Personal Cybersecurity

Tips to Keep Your Smart Home Cybersecure

5 Minute Read

A smart home is one where multiple devices -- ranging from central air thermostats and appliances to security systems -- are connected to the Internet to allow the user remote access to their home. This interconnectedness, the Internet of Things (IoT), has led to the home and task automation that makes our day-to-day activities more efficient.

As smart home technologies continue to get smarter, automation -- and our reliance on it -- will grow in tandem. In the near future, for example, your fridge may have a sensor that captures that you are running low on milk, then connects to the Internet and purchases milk from an online store. Currently, smart fridges with tablets already exist and provide you access to your calendar and the ability to create notes and shopping lists on the fridge itself.

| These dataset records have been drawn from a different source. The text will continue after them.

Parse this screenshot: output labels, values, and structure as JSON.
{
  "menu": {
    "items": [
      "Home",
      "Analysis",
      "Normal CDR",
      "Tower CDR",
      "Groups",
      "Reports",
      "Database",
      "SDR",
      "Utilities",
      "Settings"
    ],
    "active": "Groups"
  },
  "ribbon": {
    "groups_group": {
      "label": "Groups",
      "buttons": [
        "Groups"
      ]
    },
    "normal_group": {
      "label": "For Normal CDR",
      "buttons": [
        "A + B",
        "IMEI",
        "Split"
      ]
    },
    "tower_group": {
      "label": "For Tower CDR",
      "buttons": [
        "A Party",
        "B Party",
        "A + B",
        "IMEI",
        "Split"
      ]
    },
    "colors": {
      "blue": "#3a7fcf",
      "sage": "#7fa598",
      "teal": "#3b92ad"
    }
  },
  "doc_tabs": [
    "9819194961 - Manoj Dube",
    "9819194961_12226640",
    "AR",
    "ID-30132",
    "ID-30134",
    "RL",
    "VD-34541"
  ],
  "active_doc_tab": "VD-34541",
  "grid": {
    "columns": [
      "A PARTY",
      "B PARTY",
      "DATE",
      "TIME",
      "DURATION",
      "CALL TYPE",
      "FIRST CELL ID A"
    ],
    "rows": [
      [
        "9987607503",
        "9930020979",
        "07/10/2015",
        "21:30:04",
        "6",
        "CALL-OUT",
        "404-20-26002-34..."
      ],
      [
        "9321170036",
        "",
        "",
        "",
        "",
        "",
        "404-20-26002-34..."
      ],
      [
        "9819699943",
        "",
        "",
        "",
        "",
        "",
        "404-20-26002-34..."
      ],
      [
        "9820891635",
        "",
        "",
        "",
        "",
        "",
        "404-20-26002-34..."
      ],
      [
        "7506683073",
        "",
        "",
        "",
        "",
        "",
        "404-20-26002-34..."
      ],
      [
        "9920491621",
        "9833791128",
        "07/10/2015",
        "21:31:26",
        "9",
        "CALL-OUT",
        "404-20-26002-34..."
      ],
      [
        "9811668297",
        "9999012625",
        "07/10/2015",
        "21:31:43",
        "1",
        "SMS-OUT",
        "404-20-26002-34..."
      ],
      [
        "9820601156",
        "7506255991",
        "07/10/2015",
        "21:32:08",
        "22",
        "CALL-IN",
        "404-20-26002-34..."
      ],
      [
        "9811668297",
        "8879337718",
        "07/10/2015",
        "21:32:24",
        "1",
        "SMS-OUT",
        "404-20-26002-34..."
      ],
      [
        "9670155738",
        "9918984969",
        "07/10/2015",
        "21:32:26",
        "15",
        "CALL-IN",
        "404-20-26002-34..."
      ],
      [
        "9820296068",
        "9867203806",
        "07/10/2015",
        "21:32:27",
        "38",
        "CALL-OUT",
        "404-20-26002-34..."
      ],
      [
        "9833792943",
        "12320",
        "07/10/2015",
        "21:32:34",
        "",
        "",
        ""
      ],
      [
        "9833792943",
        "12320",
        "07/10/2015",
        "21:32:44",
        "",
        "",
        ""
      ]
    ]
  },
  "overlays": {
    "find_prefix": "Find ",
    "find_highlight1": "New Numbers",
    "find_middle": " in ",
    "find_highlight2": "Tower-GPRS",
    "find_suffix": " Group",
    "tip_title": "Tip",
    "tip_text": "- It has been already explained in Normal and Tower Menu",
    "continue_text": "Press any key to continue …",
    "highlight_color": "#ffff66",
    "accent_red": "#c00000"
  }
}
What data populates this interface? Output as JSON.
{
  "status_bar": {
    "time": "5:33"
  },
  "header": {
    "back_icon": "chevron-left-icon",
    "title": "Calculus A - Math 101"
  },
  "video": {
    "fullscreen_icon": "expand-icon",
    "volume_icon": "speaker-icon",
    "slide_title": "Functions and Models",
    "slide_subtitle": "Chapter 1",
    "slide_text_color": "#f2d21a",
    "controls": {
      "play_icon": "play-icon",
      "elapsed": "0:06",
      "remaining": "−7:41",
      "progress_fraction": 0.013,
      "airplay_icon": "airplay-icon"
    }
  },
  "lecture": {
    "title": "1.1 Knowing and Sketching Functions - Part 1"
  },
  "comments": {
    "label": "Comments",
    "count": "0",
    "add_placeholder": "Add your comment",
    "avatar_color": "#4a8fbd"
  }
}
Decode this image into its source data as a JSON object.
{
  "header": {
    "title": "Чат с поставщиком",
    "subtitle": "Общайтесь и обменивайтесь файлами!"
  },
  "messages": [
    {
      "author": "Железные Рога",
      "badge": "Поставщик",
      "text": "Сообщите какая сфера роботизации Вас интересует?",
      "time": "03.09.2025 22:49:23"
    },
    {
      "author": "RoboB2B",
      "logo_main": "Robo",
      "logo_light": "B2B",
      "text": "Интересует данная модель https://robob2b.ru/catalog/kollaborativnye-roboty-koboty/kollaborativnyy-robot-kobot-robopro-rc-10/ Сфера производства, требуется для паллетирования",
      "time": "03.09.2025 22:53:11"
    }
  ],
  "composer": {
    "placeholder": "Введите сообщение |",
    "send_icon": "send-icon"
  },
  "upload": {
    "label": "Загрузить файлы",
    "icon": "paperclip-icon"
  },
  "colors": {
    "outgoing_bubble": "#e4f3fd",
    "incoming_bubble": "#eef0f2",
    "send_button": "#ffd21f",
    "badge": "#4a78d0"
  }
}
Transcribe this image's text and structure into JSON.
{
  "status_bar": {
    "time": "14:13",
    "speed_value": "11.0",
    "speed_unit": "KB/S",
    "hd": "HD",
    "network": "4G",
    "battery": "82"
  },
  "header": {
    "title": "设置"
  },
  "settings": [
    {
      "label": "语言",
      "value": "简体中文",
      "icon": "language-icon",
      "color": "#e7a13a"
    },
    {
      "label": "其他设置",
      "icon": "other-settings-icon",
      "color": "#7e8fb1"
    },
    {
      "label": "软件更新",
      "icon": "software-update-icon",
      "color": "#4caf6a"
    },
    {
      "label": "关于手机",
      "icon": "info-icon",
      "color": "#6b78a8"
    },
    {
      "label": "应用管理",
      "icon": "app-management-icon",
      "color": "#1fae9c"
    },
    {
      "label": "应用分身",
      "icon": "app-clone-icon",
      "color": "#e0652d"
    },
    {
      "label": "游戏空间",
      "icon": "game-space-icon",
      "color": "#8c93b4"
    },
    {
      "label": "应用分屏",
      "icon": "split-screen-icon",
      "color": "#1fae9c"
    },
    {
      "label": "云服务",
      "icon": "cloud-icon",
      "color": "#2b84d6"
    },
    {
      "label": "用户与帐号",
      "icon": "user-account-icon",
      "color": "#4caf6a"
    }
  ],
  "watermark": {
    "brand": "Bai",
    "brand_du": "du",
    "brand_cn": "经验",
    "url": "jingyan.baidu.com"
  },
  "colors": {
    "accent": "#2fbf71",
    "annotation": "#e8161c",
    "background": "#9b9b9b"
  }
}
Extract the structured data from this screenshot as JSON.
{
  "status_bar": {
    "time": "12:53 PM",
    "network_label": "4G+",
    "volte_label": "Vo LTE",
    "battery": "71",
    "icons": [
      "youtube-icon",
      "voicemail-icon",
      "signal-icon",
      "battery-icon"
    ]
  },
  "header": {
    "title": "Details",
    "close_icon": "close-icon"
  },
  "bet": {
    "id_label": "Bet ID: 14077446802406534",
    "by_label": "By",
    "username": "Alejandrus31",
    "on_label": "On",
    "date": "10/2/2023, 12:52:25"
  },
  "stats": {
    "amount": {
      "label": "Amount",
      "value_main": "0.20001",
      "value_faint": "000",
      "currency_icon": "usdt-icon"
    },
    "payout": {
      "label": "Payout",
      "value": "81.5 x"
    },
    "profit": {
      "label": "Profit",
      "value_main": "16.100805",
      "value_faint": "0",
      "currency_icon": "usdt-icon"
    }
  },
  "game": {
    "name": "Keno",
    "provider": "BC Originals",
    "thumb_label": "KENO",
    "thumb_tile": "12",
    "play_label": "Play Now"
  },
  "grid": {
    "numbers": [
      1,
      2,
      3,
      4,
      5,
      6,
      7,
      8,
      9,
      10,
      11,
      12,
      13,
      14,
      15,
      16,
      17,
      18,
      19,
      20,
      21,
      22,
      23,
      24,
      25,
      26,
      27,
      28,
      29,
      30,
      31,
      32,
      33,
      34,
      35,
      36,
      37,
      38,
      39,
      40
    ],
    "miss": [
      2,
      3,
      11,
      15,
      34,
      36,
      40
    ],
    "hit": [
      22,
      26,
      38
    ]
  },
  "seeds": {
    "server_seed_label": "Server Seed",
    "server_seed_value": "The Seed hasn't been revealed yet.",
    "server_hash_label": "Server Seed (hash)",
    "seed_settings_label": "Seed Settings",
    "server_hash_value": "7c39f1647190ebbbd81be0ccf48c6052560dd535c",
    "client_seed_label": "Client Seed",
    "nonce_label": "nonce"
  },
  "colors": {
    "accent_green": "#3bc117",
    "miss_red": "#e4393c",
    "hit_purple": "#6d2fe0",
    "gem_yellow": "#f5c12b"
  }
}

A smart home might make life a little easier but it also opens your physical home to the threats of the cyber world. Even more mainstream gadgets, such as voice-activated assistants, webcams, and wireless printers, are susceptible to hacking as they are all dependent on Internet connectivity. A cybercriminal could hack your personal home network, or the application you use on your device to control the gadget, and obtain personal information or invade your privacy. They could, for example, hack the webcam that you use to communicate with your loved ones and then monitor your moves 24x7. But even more dangerous, cybercriminals can hack into cameras, smart locks, smart doorbells or other devices actively used for security purposes that are connected to the Internet. Criminals can even completely disable them to access your home and commit a physical crime.

It is also important to be mindful of other applications of the IoT, such as smart cars. For example, a smart car with different applications connected to the web is susceptible to hacking, allowing a cybercriminal to access your car system and take control behind the wheel to cause an accident.

Simple steps to shore up the security of your smart home

Below are some general suggestions you may want to consider when purchasing smart home technology:

  • First and foremost, decide if you really need that device or gadget -- the latest trend might not be worth the potential risk.
  • Create very strong and unique passwords to access each device.
  • Only purchase devices from reputable companies and do your investigative consumer research on each product. Look at what IT and cybersecurity experts are saying about the IT specifications and security of the device.
  • It all comes down to connectivity. Ensure your home network is Wi-Fi Protected Access 2 (WPA2) secure and that your provider is a reputable company. Change your home network password to one of your own creation that is strong and contains letters, numbers and characters.
  • Similarly, obtain a data plan from a reputable company for your mobile devices.
  • Avoid accessing applications for your devices via hot spots or public open Wi-Fi, as these connections are inherently insecure.
  • Make sure software/applications are always up to date with security patches from manufacturer.
  • Keep devices (desktop, laptop, mobile phone, tablet) used to remotely control your smart home both physically and cyber secure (i.e., have anti-malware tools installed and use and update them). Keep those devices with you at all times.
  • Keep in mind the amount of personal data/tracking that the applications of these devices may be collecting from you. Manage the privacy and security setting of each of those apps.